After 74 years of CHP’s Capital Tax, Turkish leader Recep Tayyip Erdogan introduced the Wealth Fund (Varlik Fonu) in August 2016, just after the supposed failed coup attempt, in an effort to control shares in several of the country’s most significant companies. He recently gained overall control of Turkey’s largest mobile internet provider Turkcell.
Under the emergency rule imposed after the coup, Erdogan’s government have seized or appointed an administrator to thousands of companies suspected of having links to followers of Fethullah Gulen who was blamed by Ankara for the failed military takeover.
Turkish leader Recep Tayyip Erdogan suspended democracy since the 15 July 2016 coup attempt as he transformed Turkish parliamentary system to one-man rule, executive presidency. Erdogan jailed many famous health academicians, closed private and military hospitals, while ensuring not a single medical expert was allowed to attend Erdogan’s first public meeting on the coronavirus crisis on March 18. Instead of Turkish Medical Association members, Turkish President Erdogan appeared on TVs with him members of Turkey’s Directorate of Religious Affairs.

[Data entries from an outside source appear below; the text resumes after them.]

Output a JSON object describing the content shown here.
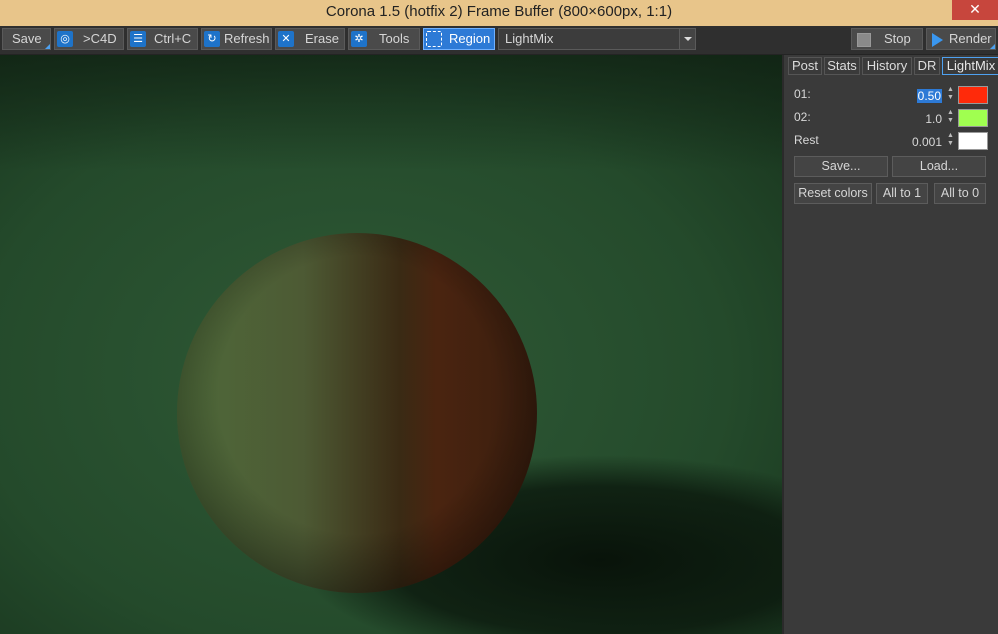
{
  "window": {
    "title": "Corona 1.5 (hotfix 2) Frame Buffer (800×600px, 1:1)",
    "close_glyph": "✕"
  },
  "toolbar": {
    "save": "Save",
    "to_c4d": ">C4D",
    "ctrl_c": "Ctrl+C",
    "refresh": "Refresh",
    "erase": "Erase",
    "tools": "Tools",
    "region": "Region",
    "channel_select": "LightMix",
    "stop": "Stop",
    "render": "Render",
    "icons": {
      "to_c4d": "c4d-logo-icon",
      "ctrl_c": "copy-icon",
      "refresh": "refresh-icon",
      "erase": "erase-icon",
      "tools": "gear-icon",
      "region": "region-icon",
      "stop": "stop-icon",
      "render": "play-icon"
    }
  },
  "panel": {
    "tabs": [
      "Post",
      "Stats",
      "History",
      "DR",
      "LightMix"
    ],
    "active_tab": "LightMix",
    "lightmix": [
      {
        "name": "01:",
        "value": "0.50",
        "color": "#ff2a0a",
        "selected": true
      },
      {
        "name": "02:",
        "value": "1.0",
        "color": "#a0ff50",
        "selected": false
      },
      {
        "name": "Rest",
        "value": "0.001",
        "color": "#ffffff",
        "selected": false
      }
    ],
    "save_label": "Save...",
    "load_label": "Load...",
    "reset_colors": "Reset colors",
    "all_to_1": "All to 1",
    "all_to_0": "All to 0"
  },
  "colors": {
    "title_bar": "#e8c58a",
    "accent": "#2d7ad6",
    "background_render": "#2b4a2f"
  }
}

Turkey’s top virologist Dr. Mustafa Ulasli who began researching coronaviruses in 2007, receiving his PhD on the molecular behaviour of the virus group at Utrecht University in the Netherlands following studies at the Utah University, USA, complained that the Turkish Health Ministry ignored several of his pleas in assisting the ministry with his experience, as Turkey faced a rising number of infections. Ulasli shared the destiny of thousand other health care workers and academics who were dismissed after the coup attempt. Despite the cases against him being dropped the following year, and managing to be cleared of any ties to the coup or the Gulen movement, Turkish government did not reinstate the country’s “most knowledgeable person on coronavirus” to his post at the university for him to develop Covid-19 vaccine.
Turkish opposition parliamentarian, Omer Faruk Gergerlioglu, has called on Health Minister Fahrettin Koca to reinstate Dr. Ulasli and 15,000 other health workers who could help with research and treatment, but the ministry failed to heed the call. “I reminded Minister Koca that Dr Mustafa Ulasli’s unproductive situation is one of thousands of health workers who have waited for months to offer a necessary service,” Gergerlioglu complained, stating that Erdogan government was risking people’s life.

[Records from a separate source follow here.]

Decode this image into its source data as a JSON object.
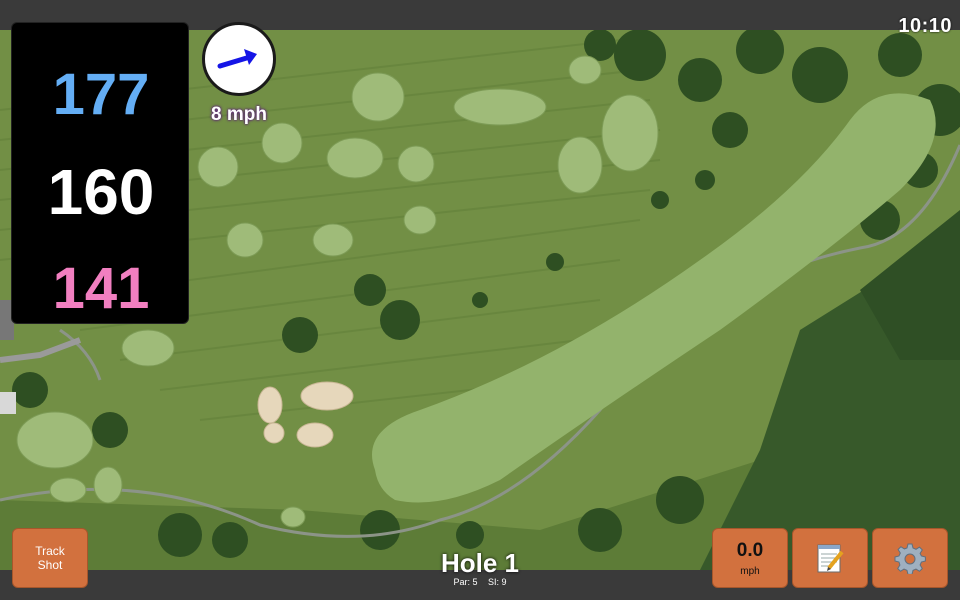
{
  "status": {
    "time": "10:10"
  },
  "distances": {
    "back": "177",
    "center": "160",
    "front": "141"
  },
  "wind": {
    "speed": "8 mph",
    "icon": "wind-arrow-icon"
  },
  "hole": {
    "title": "Hole 1",
    "par": "Par: 5",
    "si": "SI: 9"
  },
  "buttons": {
    "track_shot_line1": "Track",
    "track_shot_line2": "Shot",
    "speed_value": "0.0",
    "speed_unit": "mph",
    "notes_icon": "notepad-icon",
    "settings_icon": "gear-icon"
  },
  "colors": {
    "back": "#64aef5",
    "center": "#ffffff",
    "front": "#f17fc0",
    "button": "#d2713e",
    "wind_arrow": "#1515e6"
  }
}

The burning question is if the coup attempt was successful, would Turkish generals then pursue this massive purge as Erdogan has cleansed more professionals from the state organs compared to the purges of previous real coup periods.
Following the coup attempt, Turkish police arrested Akdeniz University Prof. Dr. Omer Ozkan who is renowned for performing Turkish medicine’s first ever face transplant surgery in 2012.
The security forces also arrested nine other professors and associate professors from the medical faculty that participated in Turkey’s first face, arm, and leg transplants in Akdeniz University Hospital in 2012. Some of the internationally acclaimed surgeons who were arrested as part of operations targeting Gulen Movement were released years later. The movement’s spiritual leader Fethullah Gulen denies Erdogan’s accusations.
Turkish authorities even jailed NASA scientist Serkan Golge for nearly 3 years on the charge of having links with Fethullah Gulen while he was leaving his family’s home in Turkey’s Hatay province, on his way back to NASA’s Johnson Space Centre in Houston.
Some Turkish social media users claimed that scientists Sahin and Tureci’s parents had to flee from Turkey to escape prosecutions from the oppressive Turkish state, leaving patriots and Islamist Turks shamefaced and not being able to celebrate the Turkish scientist couple’s Covid-19 vaccine success.